João Gilberto: a arte, o artista, o público



Ouvir a arte de João Gilberto é algo único. Ao assisti-lo em vídeos na internet, uma enxurrada de reflexões estéticas me veem à mente, ainda mais no dia de sua morte.

Penso primeiro no indivíduo que pratica sua arte na solidão. Apenas ele e seu violão junto ao peito. Ele experimenta, realiza, se arrisca, cria, recria, faz referências a outros estilos, além da bossa nova, que ele criou, explora o instrumento ao limite, buscando sonoridades distintas, inventando técnicas de tocá-lo, etc. E mais: o cabelo bem cuidado, o terno impecável, a delicadeza ao dedilhar o violão e pronunciar as palavras, o microfone austríaco, a exigência quanto à qualidade do som, a luz sobre ele, mais parecendo emanar de seu corpo curvado, tudo contribui para o efeito estético. Estético vem do grego aisthesis, significando sensação, sensibilidade. O alvo das sensações, além do próprio artista, que também busca se satisfazer esteticamente, pode não parecer, mas é o público que, num show, soma a sensação individual com a de seus vizinhos, que explodem num êxtase quando a arte consegue atingir a todos. O coletivo canta junto, baixinho, se mexe na cadeira, aplaude, sorri, chora, enfim. Responde de tal maneira ao artista que ele retribui se esmerando para fazer cada vez mais e melhor, buscando a aprovação e, consequentemente, sua satisfação pessoal.

Não gosto de ir a shows, cinema, teatro, sarau. Aprecio-os de outra forma aqui no meu canto, na minha biblioteca, através dos meios proporcionados pela internet. Não gosto dessa catarse coletiva, de ser influenciado pelo outros, de muitas vezes ter que aplaudir algo de que não se gostou para não ferir suscetibilidades ou ser aceito pelos demais. Acho lindo, no entanto, ver a reação das pessoas pelo que o artista está fazendo, às vezes até quando não gosto do que este faz. É uma prova de que a arte mexe com o indivíduo e, se ela serve para alguma coisa é para isso, para tirar o sujeito de seu mundo, elevá-lo intelectualmente ou, vá lá, espiritualmente, fazê-lo fugir da realidade ou repensá-la.

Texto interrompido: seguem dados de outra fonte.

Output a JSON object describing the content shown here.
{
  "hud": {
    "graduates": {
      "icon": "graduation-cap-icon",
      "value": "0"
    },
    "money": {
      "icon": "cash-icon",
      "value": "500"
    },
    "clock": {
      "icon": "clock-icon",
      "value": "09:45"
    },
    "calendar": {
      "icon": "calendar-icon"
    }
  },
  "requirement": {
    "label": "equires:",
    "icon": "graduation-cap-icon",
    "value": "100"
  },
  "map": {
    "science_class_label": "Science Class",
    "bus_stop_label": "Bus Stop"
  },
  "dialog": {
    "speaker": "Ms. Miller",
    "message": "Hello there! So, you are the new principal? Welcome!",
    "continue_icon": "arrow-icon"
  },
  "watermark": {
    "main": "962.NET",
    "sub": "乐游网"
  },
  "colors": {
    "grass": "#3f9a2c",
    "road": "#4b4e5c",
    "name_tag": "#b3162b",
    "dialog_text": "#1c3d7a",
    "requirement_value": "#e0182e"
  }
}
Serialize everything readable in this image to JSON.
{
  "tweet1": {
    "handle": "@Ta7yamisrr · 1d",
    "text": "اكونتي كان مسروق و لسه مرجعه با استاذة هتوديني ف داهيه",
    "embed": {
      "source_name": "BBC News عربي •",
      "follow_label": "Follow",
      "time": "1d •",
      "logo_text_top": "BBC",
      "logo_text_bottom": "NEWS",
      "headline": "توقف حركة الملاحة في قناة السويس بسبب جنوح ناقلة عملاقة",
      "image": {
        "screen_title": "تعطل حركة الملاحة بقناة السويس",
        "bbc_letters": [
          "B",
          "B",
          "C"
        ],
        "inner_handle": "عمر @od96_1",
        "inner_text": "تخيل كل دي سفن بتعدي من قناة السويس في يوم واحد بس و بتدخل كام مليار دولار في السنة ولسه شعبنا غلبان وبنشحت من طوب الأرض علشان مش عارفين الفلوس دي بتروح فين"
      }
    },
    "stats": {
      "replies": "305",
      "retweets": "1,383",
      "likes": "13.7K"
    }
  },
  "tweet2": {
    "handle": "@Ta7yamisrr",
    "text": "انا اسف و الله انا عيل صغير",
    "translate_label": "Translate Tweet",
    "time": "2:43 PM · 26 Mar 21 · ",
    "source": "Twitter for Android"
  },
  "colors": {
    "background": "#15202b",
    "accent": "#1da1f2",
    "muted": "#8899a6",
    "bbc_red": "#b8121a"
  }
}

Enfim, são devaneios de quem, no aconchego de seu canto íntimo, se transportou para tempos e lugares distantes, investindo minutos de seu dia para apreciar uma obra de arte, o artista que a cria ou recria e o público que reage a ela. E é uma forma de homenagear o gênio.

(A propósito, este texto é uma recriação, para não dizer autoplágio, de outro que escrevi. Se tiver curiosidade, procure-o no blog.)